1. Les prénoms ont été modifiés.
2. La pré-éclampsie est une maladie fréquente de la grossesse, associée à une hypertension artérielle et à l’apparition de protéines dans les urines.
3. « État des connaissances sur le trouble de stress post-traumatique du post-partum, par les docteures L. Benzakour, M. Épiney et É. Girard. Revue médicale suisse, février 2019.
L'EMDR, une psychothérapie ciblée
L’EMDR, ou « désensibilisation et retraitement par les mouvements oculaires », est reconnue par la Haute Autorité de santé (HAS) depuis 2007. Elle est pratiquée par des psychiatres et des psychologues cliniciens.
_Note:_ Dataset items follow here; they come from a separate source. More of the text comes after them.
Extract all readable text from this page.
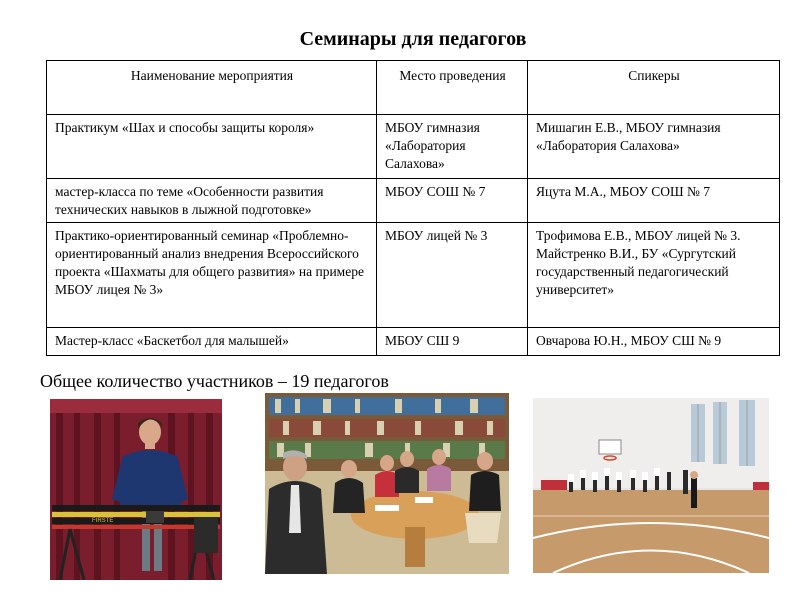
Семинары для педагогов
Наименование мероприятия	Место проведения	Спикеры
Практикум «Шах и способы защиты короля»	МБОУ гимназия «Лаборатория Салахова»	Мишагин Е.В., МБОУ гимназия «Лаборатория Салахова»
мастер-класса по теме «Особенности развития технических навыков в лыжной подготовке»	МБОУ СОШ № 7	Яцута М.А., МБОУ СОШ № 7
Практико-ориентированный семинар «Проблемно-ориентированный анализ внедрения Всероссийского проекта «Шахматы для общего развития» на примере МБОУ лицея № 3»	МБОУ лицей № 3	Трофимова Е.В., МБОУ лицей № 3. Майстренко В.И., БУ «Сургутский государственный педагогический университет»
Мастер-класс «Баскетбол для малышей»	МБОУ СШ 9	Овчарова Ю.Н., МБОУ СШ № 9
Общее количество участников – 19 педагогов
FIRSTE
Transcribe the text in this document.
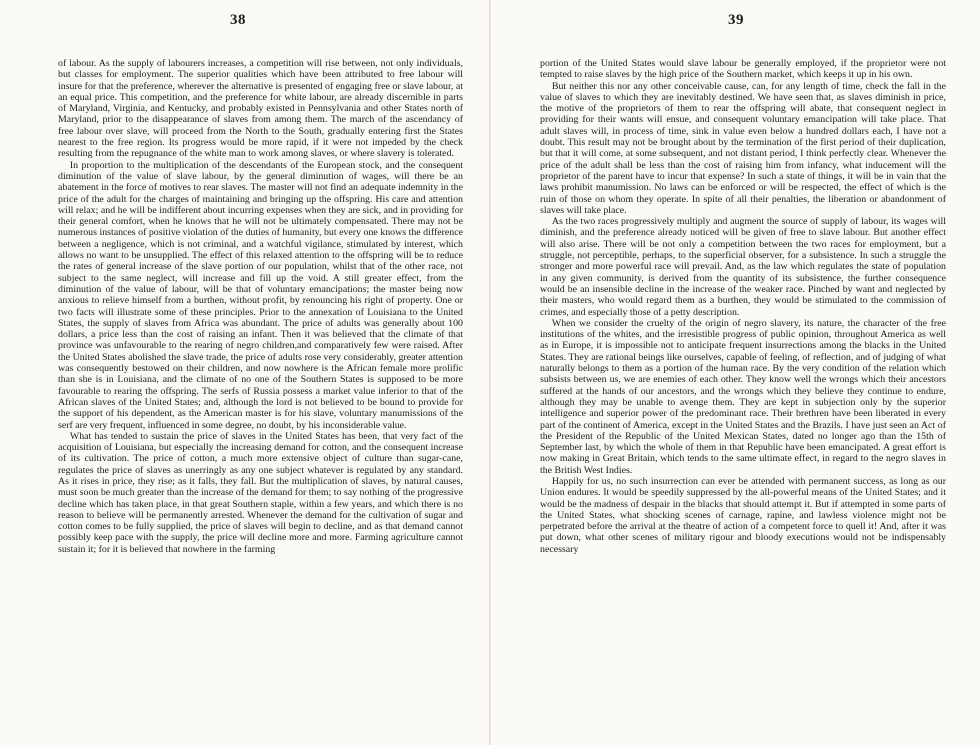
38

of labour. As the supply of labourers increases, a competition will rise between, not only individuals, but classes for employment. The superior qualities which have been attributed to free labour will insure for that the preference, wherever the alternative is presented of engaging free or slave labour, at an equal price. This competition, and the preference for white labour, are already discernible in parts of Maryland, Virginia, and Kentucky, and probably existed in Pennsylvania and other States north of Maryland, prior to the disappearance of slaves from among them. The march of the ascendancy of free labour over slave, will proceed from the North to the South, gradually entering first the States nearest to the free region. Its progress would be more rapid, if it were not impeded by the check resulting from the repugnance of the white man to work among slaves, or where slavery is tolerated.

In proportion to the multiplication of the descendants of the European stock, and the consequent diminution of the value of slave labour, by the general diminution of wages, will there be an abatement in the force of motives to rear slaves. The master will not find an adequate indemnity in the price of the adult for the charges of maintaining and bringing up the offspring. His care and attention will relax; and he will be indifferent about incurring expenses when they are sick, and in providing for their general comfort, when he knows that he will not be ultimately compensated. There may not be numerous instances of positive violation of the duties of humanity, but every one knows the difference between a negligence, which is not criminal, and a watchful vigilance, stimulated by interest, which allows no want to be unsupplied. The effect of this relaxed attention to the offspring will be to reduce the rates of general increase of the slave portion of our population, whilst that of the other race, not subject to the same neglect, will increase and fill up the void. A still greater effect, from the diminution of the value of labour, will be that of voluntary emancipations; the master being now anxious to relieve himself from a burthen, without profit, by renouncing his right of property. One or two facts will illustrate some of these principles. Prior to the annexation of Louisiana to the United States, the supply of slaves from Africa was abundant. The price of adults was generally about 100 dollars, a price less than the cost of raising an infant. Then it was believed that the climate of that province was unfavourable to the rearing of negro children,and comparatively few were raised. After the United States abolished the slave trade, the price of adults rose very considerably, greater attention was consequently bestowed on their children, and now nowhere is the African female more prolific than she is in Louisiana, and the climate of no one of the Southern States is supposed to be more favourable to rearing the offspring. The serfs of Russia possess a market value inferior to that of the African slaves of the United States; and, although the lord is not believed to be bound to provide for the support of his dependent, as the American master is for his slave, voluntary manumissions of the serf are very frequent, influenced in some degree, no doubt, by his inconsiderable value.

What has tended to sustain the price of slaves in the United States has been, that very fact of the acquisition of Louisiana, but especially the increasing demand for cotton, and the consequent increase of its cultivation. The price of cotton, a much more extensive object of culture than sugar-cane, regulates the price of slaves as unerringly as any one subject whatever is regulated by any standard. As it rises in price, they rise; as it falls, they fall. But the multiplication of slaves, by natural causes, must soon be much greater than the increase of the demand for them; to say nothing of the progressive decline which has taken place, in that great Southern staple, within a few years, and which there is no reason to believe will be permanently arrested. Whenever the demand for the cultivation of sugar and cotton comes to be fully supplied, the price of slaves will begin to decline, and as that demand cannot possibly keep pace with the supply, the price will decline more and more. Farming agriculture cannot sustain it; for it is believed that nowhere in the farming

39

portion of the United States would slave labour be generally employed, if the proprietor were not tempted to raise slaves by the high price of the Southern market, which keeps it up in his own.

But neither this nor any other conceivable cause, can, for any length of time, check the fall in the value of slaves to which they are inevitably destined. We have seen that, as slaves diminish in price, the motive of the proprietors of them to rear the offspring will abate, that consequent neglect in providing for their wants will ensue, and consequent voluntary emancipation will take place. That adult slaves will, in process of time, sink in value even below a hundred dollars each, I have not a doubt. This result may not be brought about by the termination of the first period of their duplication, but that it will come, at some subsequent, and not distant period, I think perfectly clear. Whenever the price of the adult shall be less than the cost of raising him from infancy, what inducement will the proprietor of the parent have to incur that expense? In such a state of things, it will be in vain that the laws prohibit manumission. No laws can be enforced or will be respected, the effect of which is the ruin of those on whom they operate. In spite of all their penalties, the liberation or abandonment of slaves will take place.

As the two races progressively multiply and augment the source of supply of labour, its wages will diminish, and the preference already noticed will be given of free to slave labour. But another effect will also arise. There will be not only a competition between the two races for employment, but a struggle, not perceptible, perhaps, to the superficial observer, for a subsistence. In such a struggle the stronger and more powerful race will prevail. And, as the law which regulates the state of population in any given community, is derived from the quantity of its subsistence, the further consequence would be an insensible decline in the increase of the weaker race. Pinched by want and neglected by their masters, who would regard them as a burthen, they would be stimulated to the commission of crimes, and especially those of a petty description.

When we consider the cruelty of the origin of negro slavery, its nature, the character of the free institutions of the whites, and the irresistible progress of public opinion, throughout America as well as in Europe, it is impossible not to anticipate frequent insurrections among the blacks in the United States. They are rational beings like ourselves, capable of feeling, of reflection, and of judging of what naturally belongs to them as a portion of the human race. By the very condition of the relation which subsists between us, we are enemies of each other. They know well the wrongs which their ancestors suffered at the hands of our ancestors, and the wrongs which they believe they continue to endure, although they may be unable to avenge them. They are kept in subjection only by the superior intelligence and superior power of the predominant race. Their brethren have been liberated in every part of the continent of America, except in the United States and the Brazils. I have just seen an Act of the President of the Republic of the United Mexican States, dated no longer ago than the 15th of September last, by which the whole of them in that Republic have been emancipated. A great effort is now making in Great Britain, which tends to the same ultimate effect, in regard to the negro slaves in the British West Indies.

Happily for us, no such insurrection can ever be attended with permanent success, as long as our Union endures. It would be speedily suppressed by the all-powerful means of the United States; and it would be the madness of despair in the blacks that should attempt it. But if attempted in some parts of the United States, what shocking scenes of carnage, rapine, and lawless violence might not be perpetrated before the arrival at the theatre of action of a competent force to quell it! And, after it was put down, what other scenes of military rigour and bloody executions would not be indispensably necessary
Le ou la patient·e suit des yeux une baguette, en se remémorant le souvenir douloureux et en le remplaçant par des idées positives. Grâce aux mouvements oculaires, le cerveau entier est stimulé. Cette technique peut aider le ou la patient·e souffrant d’une hyper-activité de l’hippocampe (la zone qui produit les souvenirs) à évacuer les pensées traumatisantes.